Touch of Evil
L'emprise du passé brise l'idylle obscure de l'homme placide au Trench Coat désabusé, dupé par la femme fatale dans une évasive noirceur stylisée. Le destin s’impose à lui, aucune issue, aucun moyen d’y échapper. La griffe du passé est imprégnée d’un profond fatalisme, une inexorable noirceur qui en fait l’un des plus tragiques films noirs. L’éclairage subtil de Tourneur vient harmoniser l’ensemble, accentuant l’énigme autour d’une intrigue indiscernable et ténébreuse où le drame passionnel se déchaîne dans une violence nocturne.

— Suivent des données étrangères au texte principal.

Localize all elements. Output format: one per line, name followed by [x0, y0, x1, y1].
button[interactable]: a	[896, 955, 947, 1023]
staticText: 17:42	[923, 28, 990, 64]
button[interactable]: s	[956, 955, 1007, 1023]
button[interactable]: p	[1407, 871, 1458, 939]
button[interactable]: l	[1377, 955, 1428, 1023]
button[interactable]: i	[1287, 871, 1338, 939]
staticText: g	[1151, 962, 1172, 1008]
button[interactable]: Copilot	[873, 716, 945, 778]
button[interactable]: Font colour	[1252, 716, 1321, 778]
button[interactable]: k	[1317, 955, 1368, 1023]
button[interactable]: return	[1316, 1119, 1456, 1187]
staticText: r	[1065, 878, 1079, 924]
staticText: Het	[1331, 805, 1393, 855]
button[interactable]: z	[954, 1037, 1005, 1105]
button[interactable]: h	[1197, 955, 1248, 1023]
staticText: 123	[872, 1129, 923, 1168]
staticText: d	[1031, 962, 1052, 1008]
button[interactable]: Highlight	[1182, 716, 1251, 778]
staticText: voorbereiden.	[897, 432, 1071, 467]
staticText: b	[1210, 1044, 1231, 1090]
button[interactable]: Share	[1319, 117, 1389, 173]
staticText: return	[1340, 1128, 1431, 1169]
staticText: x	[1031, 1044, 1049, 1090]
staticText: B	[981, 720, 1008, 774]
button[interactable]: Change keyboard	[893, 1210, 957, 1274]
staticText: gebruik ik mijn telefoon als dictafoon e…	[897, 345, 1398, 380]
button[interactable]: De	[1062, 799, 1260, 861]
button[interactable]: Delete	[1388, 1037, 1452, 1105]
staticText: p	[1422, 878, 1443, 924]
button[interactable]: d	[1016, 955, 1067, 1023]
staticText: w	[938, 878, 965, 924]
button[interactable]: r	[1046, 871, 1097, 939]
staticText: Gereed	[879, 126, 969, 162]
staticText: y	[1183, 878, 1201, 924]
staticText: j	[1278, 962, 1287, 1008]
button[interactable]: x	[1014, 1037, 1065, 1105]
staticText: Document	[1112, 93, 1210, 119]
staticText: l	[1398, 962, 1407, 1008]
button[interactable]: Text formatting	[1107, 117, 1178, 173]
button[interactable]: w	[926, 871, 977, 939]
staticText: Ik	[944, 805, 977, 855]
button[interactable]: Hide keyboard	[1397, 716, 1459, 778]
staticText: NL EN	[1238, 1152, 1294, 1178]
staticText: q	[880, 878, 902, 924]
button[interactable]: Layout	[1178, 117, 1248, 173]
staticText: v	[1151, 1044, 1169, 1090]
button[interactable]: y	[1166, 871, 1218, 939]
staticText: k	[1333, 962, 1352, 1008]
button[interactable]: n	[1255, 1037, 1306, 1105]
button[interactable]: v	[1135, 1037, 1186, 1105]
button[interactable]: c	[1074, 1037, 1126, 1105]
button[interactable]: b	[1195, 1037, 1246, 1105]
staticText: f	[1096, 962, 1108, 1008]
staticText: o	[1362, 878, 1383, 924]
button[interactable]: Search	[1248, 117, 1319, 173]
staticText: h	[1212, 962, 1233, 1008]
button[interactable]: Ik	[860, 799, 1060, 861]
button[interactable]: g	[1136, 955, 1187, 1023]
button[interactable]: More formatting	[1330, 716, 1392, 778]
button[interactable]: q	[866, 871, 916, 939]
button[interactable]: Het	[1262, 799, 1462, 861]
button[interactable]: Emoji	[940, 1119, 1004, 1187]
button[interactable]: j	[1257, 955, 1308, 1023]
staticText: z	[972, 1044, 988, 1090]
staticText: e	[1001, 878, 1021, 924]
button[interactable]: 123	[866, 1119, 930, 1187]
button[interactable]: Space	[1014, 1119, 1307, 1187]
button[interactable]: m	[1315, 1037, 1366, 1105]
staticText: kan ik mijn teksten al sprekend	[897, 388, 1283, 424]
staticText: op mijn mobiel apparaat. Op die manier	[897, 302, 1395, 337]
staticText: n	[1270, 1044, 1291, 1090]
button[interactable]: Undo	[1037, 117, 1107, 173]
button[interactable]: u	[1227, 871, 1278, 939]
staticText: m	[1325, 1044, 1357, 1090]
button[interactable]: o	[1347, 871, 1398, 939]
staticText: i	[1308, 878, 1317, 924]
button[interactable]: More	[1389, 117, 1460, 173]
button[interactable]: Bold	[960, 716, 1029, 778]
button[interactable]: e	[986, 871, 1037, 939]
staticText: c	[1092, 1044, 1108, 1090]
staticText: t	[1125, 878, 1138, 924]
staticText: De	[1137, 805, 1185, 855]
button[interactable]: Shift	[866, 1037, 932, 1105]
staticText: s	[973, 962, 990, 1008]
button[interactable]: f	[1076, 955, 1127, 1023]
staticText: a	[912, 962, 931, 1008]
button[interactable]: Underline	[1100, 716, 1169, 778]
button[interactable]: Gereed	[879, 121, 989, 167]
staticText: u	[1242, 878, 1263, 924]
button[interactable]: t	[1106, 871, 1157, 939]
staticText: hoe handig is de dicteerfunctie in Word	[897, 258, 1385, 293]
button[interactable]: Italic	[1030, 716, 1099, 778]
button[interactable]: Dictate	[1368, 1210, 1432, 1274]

A l’image de La Féline, Tourneur oriente la subtilité narrative dans un non-dit maîtrisé à la perfection, évoluant dans un Noir et Blanc étincelant et intensément nostalgique, sublimé par le charme ravageur d’une Jane Greer superbement manipulatrice. L’apathie de Mitchum, d’une froideur insolente, façade de la vulnérabilité, se fera trahir par des pulsions irrépressibles, motivé par une impuissance face à un amour débauché et sadique. Malgré son indiscutable envie d’exhumer la vérité et de renoncer au passé, la passion prend le dessus.
Une certaine duplicité marque le film : sous des airs presque oniriques, d’une plage d’Acapulco, éternel amour, idylle mexicaine à la mélancolie passagère, succède l’obscurité mensongère des ruelles de L.A. et de sa belle illusionniste. Douglas équilibre l’opacité des noirs desseins dans un jeu nébuleux et perçant, permettant l’ambigüité quant à la véritable charogne de l’hermétique trio. Tourneur emprunte habilement la codification incontournable du film noir (cigarettes, flash-back, dialogues poétiquo-incisifs, retournements de situation, gangsters…) tout en y apportant sa stylistique expressionniste.
La densité de l’intrigue transparaît à travers cet effacement progressif d’un passé magnifié, sous les sunlights des tropiques, jusqu’au tragique présent d’un passé manipulé. Le rythme se fait peu à peu détaché, ce qu’on peut notamment reprocher, sorte de rupture calculée marquant l’impossibilité d’un revirement de situation : les mimiques flegmatiques d’un Mitchum habité par une animosité de marbre, symboles d’un fatum funeste annoncé. Mitchum est marqué par les griffures du temps, coincé dans une simili liberté illusoire, corrompu par la Femme désinvolte animée par l’anéantissement malgré des motifs énigmatiques, toujours inconnus à ce jour ; Mitchum réussira à s’échapper, gagner sa liberté, dans une issue des plus tragiques.
Out of the Past est un enchantement désenchanté, paradoxale amour crépusculaire où la vulnérabilité masculine est engloutie par les ténèbres d’un Satan féminisé, envoûtante pécheresse, symbole de la fatalité. Par une complexité apparente, Tourneur signe un grand film noir qui malgré quelques lenteurs dans la deuxième partie, insuffle une beauté visuelle irrésistible au mystère matérialisé dans un climat oppressant, désintégration de l’intégrité de l’homme trompé par le vice le plus charmeur qui soit : la féline.